“El cuerpo no es una cosa, es una situación: es nuestro modo de estar en el mundo”, escribió Simone de Beauvoir. ¿Qué sucede cuando ese modo de estar se convierte en una forma de ser leído, deseado, censurado o recordado por otros? ¿En qué punto el cuerpo se transforma en una puerta hacia la otredad?
Mi cuerpo es mi frontera. Una piel que separa y, al mismo tiempo, invita. Un espacio donde termina lo que llamo yo y empieza el eco de las miradas, las manos, las sensaciones ajenas. A veces me he sentido dentro de mí. Otras, me he visto desde afuera: como cuando te miran demasiado tiempo, te describen el rastro que dejaste o recuerdas una caricia como si aún vibrara en la piel.
Crecí en un colegio religioso, donde la modestia era virtud y el cuerpo, sospecha. Nos cubríamos los hombros con saco y el escote con jardineras largas. Recuerdo sentirme bien haciéndolo —había algo bello en cuidar la forma—, pero también algo no dicho que hacía ruido: mostrar era provocar, el deseo era un problema.
Había orgullo en ser “modesta”, pero también miedo. Miedo a las miradas, al juicio. Y mientras tanto, mi cuerpo cambiaba. Crecía. Ocupaba más espacio. Se hacía presente, sobre todo a través de la sensación de separación del resto.
Nadie me explicó por qué cubrirse podía sentirse como dignidad un día y culpa al siguiente.
Aprendí a sentarme con las piernas cruzadas, a pasar desapercibida, a medir el largo de mi falda con mi valor. Sin embargo, algo en mí seguía respirando debajo de la tela. Algo que no era pecado, aunque así lo pareciera.
Era simplemente yo habitándome.
Un día, sin darme cuenta, entendí que no se trataba solo de cubrir o descubrir el cuerpo, sino de reconocer que yo era cuerpo, y que este hecho me hacía sentir próxima pero lejana de los otros.
Sentí placer en moverme con libertad, bailar sola, dejar que mi cuerpo fuera más que una silueta. Me descubrí conociéndome sin vergüenza, y en ese reconocimiento apareció otra forma de existir: conectar.
¿Cómo se alcanza al otro desde la mismidad?
A través del deseo.
No para poseer ni completarse, sino para tocar en la diferencia. Para acercarse sin borrar la línea. Para decir: te veo, te siento, no te entiendo del todo —y justamente por eso, me importas.
El deseo, cuando nace del cuerpo habitado, no busca absorber. Busca resonancia. Quiere que dos mundos se rocen sin dejar de ser distintos. Es vulnerabilidad, sí, pero también fuerza. Porque hay algo profundamente valiente en permitir que otro de verdad te mire.
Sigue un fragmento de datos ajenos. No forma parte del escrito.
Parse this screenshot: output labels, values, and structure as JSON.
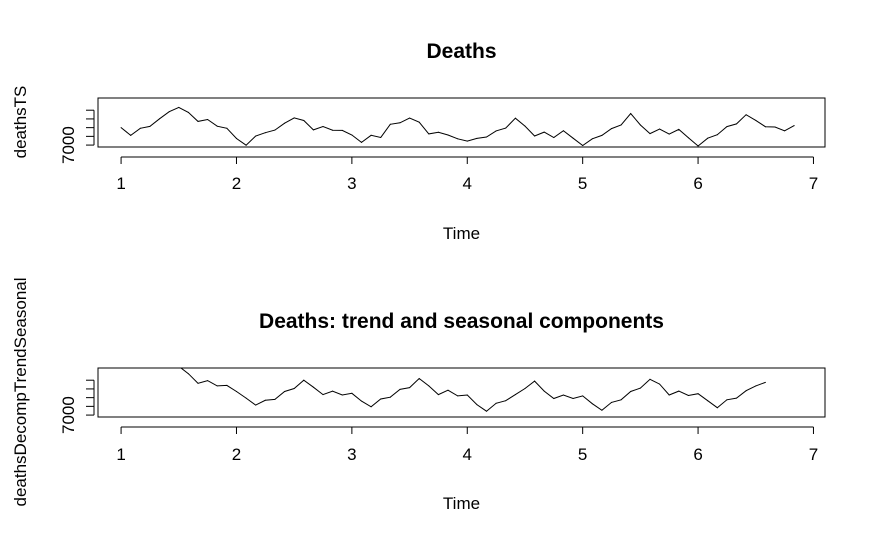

Y así, tocar —a veces literalmente o desde la palabra y el silencio— se vuelve un acto de ternura radical. De respeto por el otro, y también de reafirmación en lo propio.
Pero ningún encuentro es permanente. Cuando el otro se va lo que queda no es ausencia, sino rastro. El cuerpo recuerda. No como archivo, sino como atmósfera. Tal vez una vibración que se instala, un cosquilleo que aún guarda una conversación.
Hay sensaciones en nuestro cuerpo en la relación con el otro que no se ven pero se sienten: un olor o una canción que interrumpe la respiración por un segundo. El cuerpo guarda lo que fue, lo que no fue, y lo que se deseó aunque no haya llegado a tocarse.
Recordamos al otro en su cuerpo: el modo de mover las manos, las risas contenidas, el ritmo de sus pasos, cómo se encogía de hombros al contar algo vulnerable. No son solo gestos: son formas de existir. Presencias que nos atraviesan.
Al final, eso es la alteridad: la huella del otro que no se copia ni se retiene, pero que vive en nosotros como una coreografía leve.
Y así, mi cuerpo es testigo silencioso de lo vivido. No necesito traducir cada memoria para saber que están ahí. Porque están. Porque fui tocada —por miradas, por palabras, por gestos— y porque también toqué. He aprendido a habitarme pero no como quien ocupa una casa prestada.
Nuestro cuerpo no es solo frontera: es puente. Es historia. Es el lugar donde ocurrieron todas nuestras versiones, incluso las que aún no se han escrito.